From: Larry Masinter <masinter@parc.xerox.com>
Date: Tue, 9 Jul 1996 22:14:29 PDT
To: ojarnef@admin.kth.se
Cc: iesg@ietf.org, http-wg%cuckoo.hpl.hp.com@hplb.hpl.hp.com, ojarnef@admin.kth.se
Message-Id: <96Jul9.221429pdt."2757"@golden.parc.xerox.com>
In draft-ietf-http-v11-spec-05.txt is said:

> 3.4 Character Sets

> Although HTTP allows an arbitrary token to be used as a charset value,
> any token that has a predefined value within the IANA Character Set
> registry MUST represent the character set defined by that registry.

and Olle presented a reading of this that makes it seem like HTTP is
permitting unregistered charset values. Frankly, I don't think anyone
cares much what this says; it was the case that the MIME documents
were in flux. Clearly, using non-standard charset values is
non-standard.

> 2) Preferred MIME names for ISO-8859 character sets

> The HTTP 1.1 draft doesn't explicitly recommend the use
> of any particular subset of the more than 200 character
> sets registered with IANA. I suppose that this decision
> (which I don't believe is wise) is the result of earlier
> WG discussions, which I unfortunately have missed.

There have been innumerable discussions on the issues of charset
names, and no desire in the HTTP working group to actually prevent
anyone from using any charset they want if properly labelled (the
subject of the last heated debate.) There's no simple reason why HTTP
itself should restrict itself to some charset names over others since
the client can send Accept-Charset to identify the charset values it's
willing to deal with. This is a significantly different situation than
mail, which is sent preemptively without direct communication.
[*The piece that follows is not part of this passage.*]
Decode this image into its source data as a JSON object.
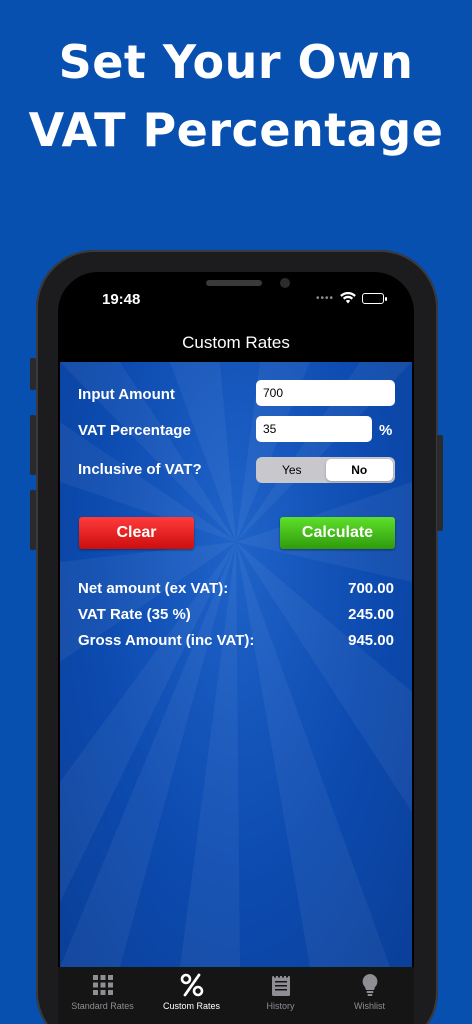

However, most of the comments here do not change the HTTP
specification, but only the recommendations for what should happen to
the IANA registration. As such, I would assume that the charset
registration issues could merged with the consideration of
draft-freed-charset-reg-00.txt as BCP, while the HTTP/1.1 spec could
be processed.

The intent was not to establish a monopoly on "preferred MIME names",
and not to reinterpret any of the charset registrations, but just to
pick the short names that are currently in use in HTTP.